リフォームでトラブルが/どんな取り決めが必要か
築30年の100戸のマンションで理事長をしています。リフォームが多くなり、決まりが何もないためにいつもトラブルが起こります。どんなことを先に決めておけばよいですか。(埼玉県・K生)
千代崎 今まで起こったトラブルは。
──工事中の運搬による廊下の破損、遅くまでの工事、フローリングにしたための階下への騒音、壁への穴開け、工事直後の水漏れなどです。工事をしたら下の住戸のにおいが入るようになったという苦情もあります。
千代崎 まずは今までの例で、どうすればトラブルが防げたかを考えましょう。そのための文書をつくり、「リフォーム工事に関する細則」としたらよいと思います。

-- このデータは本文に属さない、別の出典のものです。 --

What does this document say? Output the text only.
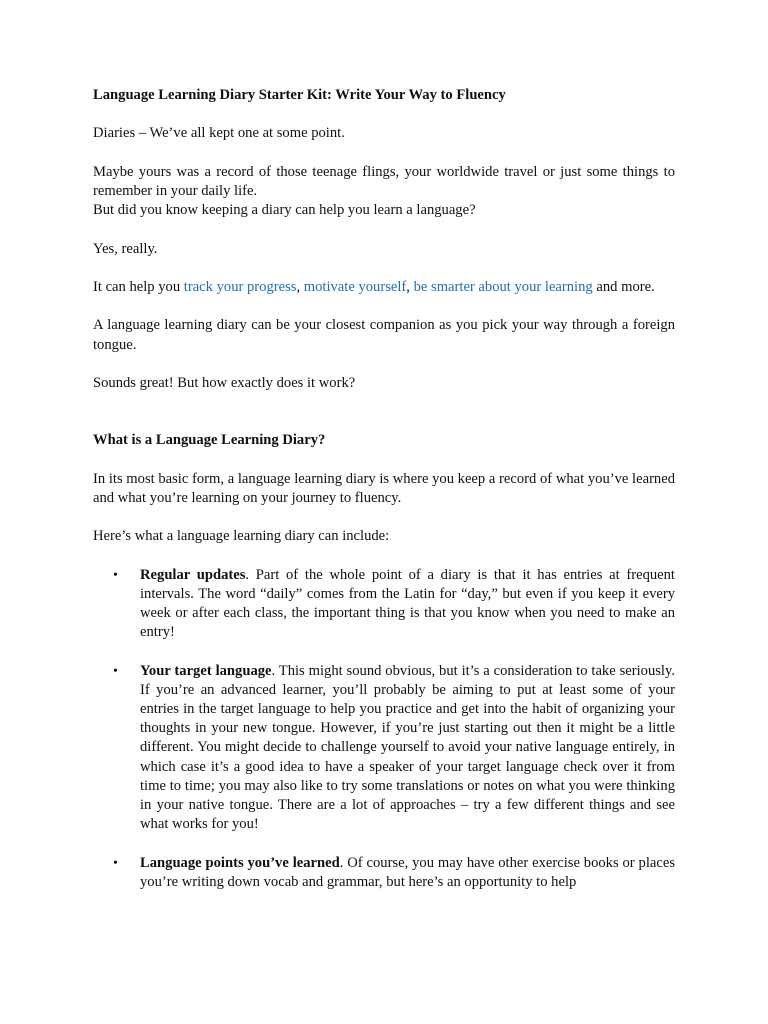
Language Learning Diary Starter Kit: Write Your Way to Fluency

Diaries – We’ve all kept one at some point.

Maybe yours was a record of those teenage flings, your worldwide travel or just some things to remember in your daily life.
But did you know keeping a diary can help you learn a language?

Yes, really.

It can help you track your progress, motivate yourself, be smarter about your learning and more.

A language learning diary can be your closest companion as you pick your way through a foreign tongue.

Sounds great! But how exactly does it work?

What is a Language Learning Diary?

In its most basic form, a language learning diary is where you keep a record of what you’ve learned and what you’re learning on your journey to fluency.

Here’s what a language learning diary can include:

• Regular updates. Part of the whole point of a diary is that it has entries at frequent intervals. The word “daily” comes from the Latin for “day,” but even if you keep it every week or after each class, the important thing is that you know when you need to make an entry!
• Your target language. This might sound obvious, but it’s a consideration to take seriously. If you’re an advanced learner, you’ll probably be aiming to put at least some of your entries in the target language to help you practice and get into the habit of organizing your thoughts in your new tongue. However, if you’re just starting out then it might be a little different. You might decide to challenge yourself to avoid your native language entirely, in which case it’s a good idea to have a speaker of your target language check over it from time to time; you may also like to try some translations or notes on what you were thinking in your native tongue. There are a lot of approaches – try a few different things and see what works for you!
• Language points you’ve learned. Of course, you may have other exercise books or places you’re writing down vocab and grammar, but here’s an opportunity to help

工事する時に、届け出だけで行えるマンションと、許可までもらわないといけないマンションがあります。許可の場合は申請を理事会で検討し、許可する・しないの判断をしなければなりません。
代表的な条件を挙げてみます。
工事時間は、9時〜5時で日曜祝日は禁止というマンションが多いと思います。
共用部のコンクリート躯体(くたい)への穴開けは原則禁止ですが、最近の設備機器の改良で必要な配管が増え、貫通する穴が必要になります。構造的な影響を与えるような個所では駄目ですが、開けてもよいような個所を指定したり、大規模修繕などを利用して、管理組合として一括で予備の穴を開けておくことも考えられます。
キッチンセットの取り換えの場合、排水は管を直接つなぎ、簡易な蛇腹管は使わないなど、部位ごとの工事方法を決めることもあります。水漏れ等が起きた時に階下が空住戸だとなお困りますので、リフォーム施工者の連絡先をきちんと把握しておき、責任をとらせることも必要です。
フローリングは本来なら防音性能をきちんと規定すればいいのですが、トラブルが起きた時に性能を測定することも難しいので、隣や階下の許可を得ることを条件にしているマンションもあります。しかし、同じような騒音でも許可する方と許可しない方がいるので公平性ということでは問題が残ります。
ケーブルで上下階の接続がされているテレビの端子は、共用部分です。部屋の中にあるので自由にできるとして工事をした結果、テレビが映らなくなったという事故もありました。注意事項としておきましょう。
住戸の排気が集中ダクト方式では、ダクトとレンジフードの間に電気で作動するシャッターがあります。階下の熱や炎が入らないようにするためのもので法令上も必要なのですが、リフォームで取り除く施工者もいますので注意が必要です。